September 1, 2009
Prostate Cancer Screenings Not Always Beneficial
Since becoming a routine part of men's health exams, prostate cancer screening has successfully diagnosed more than 1 million US men with tumors that may have been fine if left untreated, according to new research.
Advanced prostate cancer screening, known as the prostate-specific antigen (PSA) test, has allowed doctors to see tumors in very early stages, but "it has also resulted in the diagnosis of cancers that are so small they pose no near-term danger and possibly no long-term danger," said study co-author Martin Sanda, a professor at Harvard University.
"That is a huge effect," Dr. H. Gilbert Welch of the VA Outcomes Group in White River Junction, Vermont, whose study appears in the Journal of the National Cancer Institute, told Reuters.
Researchers noted that more than 1 million of those men were treated for prostate cancer.
"These are men who could not be helped by treatment because their cancer was not destined to cause them symptoms or death," said Welch.
He added that about 20 men had to be diagnosed and treated for every one who benefited.
Sanda's team studied 51,529 men beginning in 1986. The men were asked to fill out health surveys every two years.

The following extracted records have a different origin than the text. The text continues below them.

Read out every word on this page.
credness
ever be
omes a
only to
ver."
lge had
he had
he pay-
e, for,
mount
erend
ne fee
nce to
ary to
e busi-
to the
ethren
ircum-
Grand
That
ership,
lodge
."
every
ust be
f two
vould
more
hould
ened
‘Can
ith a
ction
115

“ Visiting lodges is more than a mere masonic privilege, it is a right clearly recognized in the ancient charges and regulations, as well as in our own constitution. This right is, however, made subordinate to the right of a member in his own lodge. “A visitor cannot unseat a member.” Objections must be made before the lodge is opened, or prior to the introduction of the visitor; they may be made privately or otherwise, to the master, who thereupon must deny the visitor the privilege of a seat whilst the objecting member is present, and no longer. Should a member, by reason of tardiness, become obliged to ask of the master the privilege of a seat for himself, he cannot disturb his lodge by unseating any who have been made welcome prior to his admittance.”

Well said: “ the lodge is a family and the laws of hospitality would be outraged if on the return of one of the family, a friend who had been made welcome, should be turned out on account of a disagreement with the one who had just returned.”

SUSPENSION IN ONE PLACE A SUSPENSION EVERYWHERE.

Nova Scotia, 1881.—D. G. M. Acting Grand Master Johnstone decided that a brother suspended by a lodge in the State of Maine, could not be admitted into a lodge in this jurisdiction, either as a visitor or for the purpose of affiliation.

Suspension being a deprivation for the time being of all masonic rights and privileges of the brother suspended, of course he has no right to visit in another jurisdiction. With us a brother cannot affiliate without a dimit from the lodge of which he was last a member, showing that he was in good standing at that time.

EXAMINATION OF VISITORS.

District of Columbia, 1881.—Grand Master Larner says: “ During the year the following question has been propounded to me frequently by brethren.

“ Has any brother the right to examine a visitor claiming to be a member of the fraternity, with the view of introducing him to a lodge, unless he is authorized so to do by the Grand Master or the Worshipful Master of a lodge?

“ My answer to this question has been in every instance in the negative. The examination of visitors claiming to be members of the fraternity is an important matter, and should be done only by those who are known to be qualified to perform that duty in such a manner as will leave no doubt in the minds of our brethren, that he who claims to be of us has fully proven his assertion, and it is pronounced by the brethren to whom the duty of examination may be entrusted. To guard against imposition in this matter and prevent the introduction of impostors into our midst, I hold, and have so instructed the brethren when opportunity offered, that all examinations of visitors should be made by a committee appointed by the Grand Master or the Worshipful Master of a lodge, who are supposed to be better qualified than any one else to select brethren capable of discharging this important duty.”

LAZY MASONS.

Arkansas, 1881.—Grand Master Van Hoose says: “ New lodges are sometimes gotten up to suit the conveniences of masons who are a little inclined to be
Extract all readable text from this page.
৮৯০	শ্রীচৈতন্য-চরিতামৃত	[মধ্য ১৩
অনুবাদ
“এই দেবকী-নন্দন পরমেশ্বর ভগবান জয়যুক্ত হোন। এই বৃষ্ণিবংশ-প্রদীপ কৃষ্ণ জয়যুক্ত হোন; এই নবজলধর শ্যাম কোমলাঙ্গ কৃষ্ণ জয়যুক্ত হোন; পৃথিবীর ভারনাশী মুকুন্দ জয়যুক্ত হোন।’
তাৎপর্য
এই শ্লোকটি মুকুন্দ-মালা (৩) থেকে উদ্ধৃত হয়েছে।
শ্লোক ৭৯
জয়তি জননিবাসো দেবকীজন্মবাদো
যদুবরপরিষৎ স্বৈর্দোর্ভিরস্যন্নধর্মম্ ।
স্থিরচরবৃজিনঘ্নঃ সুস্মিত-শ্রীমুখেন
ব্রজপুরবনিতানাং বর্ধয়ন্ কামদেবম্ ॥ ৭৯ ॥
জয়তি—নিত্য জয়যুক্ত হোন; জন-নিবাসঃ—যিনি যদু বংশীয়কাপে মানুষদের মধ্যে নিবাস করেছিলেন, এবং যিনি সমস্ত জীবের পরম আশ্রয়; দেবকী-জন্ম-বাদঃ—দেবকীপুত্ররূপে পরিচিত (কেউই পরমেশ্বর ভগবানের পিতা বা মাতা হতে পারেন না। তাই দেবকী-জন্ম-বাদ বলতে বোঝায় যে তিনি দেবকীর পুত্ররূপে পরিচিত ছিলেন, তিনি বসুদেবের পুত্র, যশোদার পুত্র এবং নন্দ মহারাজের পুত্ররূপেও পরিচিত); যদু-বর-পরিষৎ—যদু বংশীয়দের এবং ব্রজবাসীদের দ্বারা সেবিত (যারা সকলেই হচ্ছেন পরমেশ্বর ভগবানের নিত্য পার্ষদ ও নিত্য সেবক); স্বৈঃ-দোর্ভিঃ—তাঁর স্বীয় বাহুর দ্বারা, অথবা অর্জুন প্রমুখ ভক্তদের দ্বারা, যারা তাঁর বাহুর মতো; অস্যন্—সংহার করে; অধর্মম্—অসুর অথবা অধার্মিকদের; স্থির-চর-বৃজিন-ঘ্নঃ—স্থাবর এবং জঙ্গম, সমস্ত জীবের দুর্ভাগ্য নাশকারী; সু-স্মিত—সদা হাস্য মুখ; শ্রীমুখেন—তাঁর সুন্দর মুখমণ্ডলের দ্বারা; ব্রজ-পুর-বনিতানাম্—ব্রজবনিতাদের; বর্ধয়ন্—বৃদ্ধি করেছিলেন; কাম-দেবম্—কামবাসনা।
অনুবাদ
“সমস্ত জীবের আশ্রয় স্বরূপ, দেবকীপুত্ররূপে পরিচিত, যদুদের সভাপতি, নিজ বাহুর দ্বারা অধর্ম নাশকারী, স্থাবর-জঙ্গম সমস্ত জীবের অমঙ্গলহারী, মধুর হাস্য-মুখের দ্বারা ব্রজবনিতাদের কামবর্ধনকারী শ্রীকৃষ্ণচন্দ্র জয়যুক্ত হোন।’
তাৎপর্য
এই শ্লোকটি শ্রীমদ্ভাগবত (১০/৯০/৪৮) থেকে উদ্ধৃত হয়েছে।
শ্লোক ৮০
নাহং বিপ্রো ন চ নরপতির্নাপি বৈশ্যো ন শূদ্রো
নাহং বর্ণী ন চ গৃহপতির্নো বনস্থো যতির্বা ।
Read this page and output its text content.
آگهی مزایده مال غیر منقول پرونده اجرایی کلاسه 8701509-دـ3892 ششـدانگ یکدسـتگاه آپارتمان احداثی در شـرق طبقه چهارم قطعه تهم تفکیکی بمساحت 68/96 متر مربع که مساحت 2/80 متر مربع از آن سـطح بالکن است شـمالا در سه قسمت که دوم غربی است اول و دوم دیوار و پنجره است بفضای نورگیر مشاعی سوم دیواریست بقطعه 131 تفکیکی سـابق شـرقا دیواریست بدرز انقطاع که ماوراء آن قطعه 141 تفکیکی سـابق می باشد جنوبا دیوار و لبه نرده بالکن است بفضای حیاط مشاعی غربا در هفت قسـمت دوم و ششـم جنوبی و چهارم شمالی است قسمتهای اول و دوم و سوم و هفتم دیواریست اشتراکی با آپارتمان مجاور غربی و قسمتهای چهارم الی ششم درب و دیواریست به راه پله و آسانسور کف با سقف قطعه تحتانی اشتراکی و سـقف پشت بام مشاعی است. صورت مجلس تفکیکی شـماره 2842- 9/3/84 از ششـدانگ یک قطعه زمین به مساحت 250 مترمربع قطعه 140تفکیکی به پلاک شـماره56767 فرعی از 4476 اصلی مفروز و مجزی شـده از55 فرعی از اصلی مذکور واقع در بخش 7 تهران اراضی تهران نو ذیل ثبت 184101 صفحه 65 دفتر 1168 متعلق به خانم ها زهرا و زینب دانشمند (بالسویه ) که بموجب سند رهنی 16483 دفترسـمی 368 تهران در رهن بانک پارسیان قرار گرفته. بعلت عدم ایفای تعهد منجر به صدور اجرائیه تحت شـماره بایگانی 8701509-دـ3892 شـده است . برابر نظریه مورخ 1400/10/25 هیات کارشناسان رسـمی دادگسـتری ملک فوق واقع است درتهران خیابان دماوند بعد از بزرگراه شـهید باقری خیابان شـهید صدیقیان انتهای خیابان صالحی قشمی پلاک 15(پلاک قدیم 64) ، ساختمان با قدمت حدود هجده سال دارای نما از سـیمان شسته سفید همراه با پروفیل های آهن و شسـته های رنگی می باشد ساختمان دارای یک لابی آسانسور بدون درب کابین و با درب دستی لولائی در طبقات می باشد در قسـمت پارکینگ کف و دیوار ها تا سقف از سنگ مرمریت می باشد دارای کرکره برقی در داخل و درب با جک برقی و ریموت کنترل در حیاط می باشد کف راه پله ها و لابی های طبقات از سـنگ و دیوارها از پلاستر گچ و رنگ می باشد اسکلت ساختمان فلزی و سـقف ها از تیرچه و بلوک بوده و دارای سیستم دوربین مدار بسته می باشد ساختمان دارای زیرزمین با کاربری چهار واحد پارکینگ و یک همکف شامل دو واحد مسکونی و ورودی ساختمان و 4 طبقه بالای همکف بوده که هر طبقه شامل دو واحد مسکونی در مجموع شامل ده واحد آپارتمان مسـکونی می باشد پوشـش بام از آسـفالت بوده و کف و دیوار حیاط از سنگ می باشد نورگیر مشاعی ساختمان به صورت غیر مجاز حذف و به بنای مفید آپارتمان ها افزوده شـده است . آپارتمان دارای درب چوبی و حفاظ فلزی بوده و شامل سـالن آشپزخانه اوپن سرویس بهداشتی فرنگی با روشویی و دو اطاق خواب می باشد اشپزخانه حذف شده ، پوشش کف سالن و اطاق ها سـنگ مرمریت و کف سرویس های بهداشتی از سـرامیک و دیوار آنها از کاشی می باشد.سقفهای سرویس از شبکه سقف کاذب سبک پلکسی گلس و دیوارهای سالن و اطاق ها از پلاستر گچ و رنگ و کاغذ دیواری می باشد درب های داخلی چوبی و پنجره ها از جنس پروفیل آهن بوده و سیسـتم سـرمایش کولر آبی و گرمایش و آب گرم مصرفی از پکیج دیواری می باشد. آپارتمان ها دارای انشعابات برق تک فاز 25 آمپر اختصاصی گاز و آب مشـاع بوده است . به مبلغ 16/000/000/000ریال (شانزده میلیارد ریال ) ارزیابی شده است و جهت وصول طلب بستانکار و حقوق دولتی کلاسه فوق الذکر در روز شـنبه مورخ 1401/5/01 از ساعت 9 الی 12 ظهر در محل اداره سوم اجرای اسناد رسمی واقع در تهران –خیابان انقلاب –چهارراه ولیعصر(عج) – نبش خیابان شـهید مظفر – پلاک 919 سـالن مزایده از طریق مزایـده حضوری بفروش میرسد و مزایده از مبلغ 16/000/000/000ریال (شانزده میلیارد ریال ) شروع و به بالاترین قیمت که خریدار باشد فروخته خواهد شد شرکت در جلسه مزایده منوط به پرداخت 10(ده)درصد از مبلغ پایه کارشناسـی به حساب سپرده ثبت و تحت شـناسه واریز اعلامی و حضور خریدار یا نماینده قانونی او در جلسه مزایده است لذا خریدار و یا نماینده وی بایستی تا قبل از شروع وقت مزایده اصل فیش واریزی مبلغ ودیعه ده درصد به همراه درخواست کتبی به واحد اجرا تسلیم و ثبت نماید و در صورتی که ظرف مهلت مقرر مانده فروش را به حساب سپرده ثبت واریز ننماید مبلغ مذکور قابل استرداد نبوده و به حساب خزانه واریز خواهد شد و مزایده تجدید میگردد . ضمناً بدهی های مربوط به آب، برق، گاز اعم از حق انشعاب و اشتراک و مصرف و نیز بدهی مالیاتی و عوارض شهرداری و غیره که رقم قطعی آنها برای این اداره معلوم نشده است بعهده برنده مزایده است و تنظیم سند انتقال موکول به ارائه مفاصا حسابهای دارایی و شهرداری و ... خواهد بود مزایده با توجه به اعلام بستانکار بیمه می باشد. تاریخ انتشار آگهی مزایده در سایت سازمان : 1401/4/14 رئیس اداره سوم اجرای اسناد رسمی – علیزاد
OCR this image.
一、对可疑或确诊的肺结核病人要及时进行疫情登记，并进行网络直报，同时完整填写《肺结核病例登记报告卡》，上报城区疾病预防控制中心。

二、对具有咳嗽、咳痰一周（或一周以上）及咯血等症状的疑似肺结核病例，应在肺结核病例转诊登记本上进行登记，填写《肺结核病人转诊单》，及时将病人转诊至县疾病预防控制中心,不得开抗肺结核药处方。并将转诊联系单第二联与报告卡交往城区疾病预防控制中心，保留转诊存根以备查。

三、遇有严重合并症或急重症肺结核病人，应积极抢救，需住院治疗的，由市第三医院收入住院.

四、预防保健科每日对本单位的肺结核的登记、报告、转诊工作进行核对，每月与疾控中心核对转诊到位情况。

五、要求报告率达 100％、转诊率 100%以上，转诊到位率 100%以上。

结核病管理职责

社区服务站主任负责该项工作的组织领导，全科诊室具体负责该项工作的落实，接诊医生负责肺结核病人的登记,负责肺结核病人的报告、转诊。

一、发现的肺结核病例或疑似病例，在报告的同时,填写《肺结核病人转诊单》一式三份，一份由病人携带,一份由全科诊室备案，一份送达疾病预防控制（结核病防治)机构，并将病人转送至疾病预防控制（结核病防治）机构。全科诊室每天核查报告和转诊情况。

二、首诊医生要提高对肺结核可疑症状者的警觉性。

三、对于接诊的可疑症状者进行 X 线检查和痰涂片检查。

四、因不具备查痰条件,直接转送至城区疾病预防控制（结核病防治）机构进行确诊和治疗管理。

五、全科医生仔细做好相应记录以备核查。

Researchers found that 3,331 men said they had been diagnosed with prostate cancer between 1986 and 2007.
Of those men, 342 opted out of treatment for at least one year, and 10 to 15 years later, half of those diagnosed had not been treated at all.
Sanda and colleagues noted that deaths caused by prostate cancer "were very low among the men with low-risk tumors."
Sanda said that a standard treatment for low-risk cancers "might help us avoid throwing the baby out with the bath water when it comes to the PSA test."
"This would avoid problems due to treatment of 'overdiagnosed' low-risk cancers, while preserving the life-saving benefits of treating aggressive cancers that have been detected through PSA testing."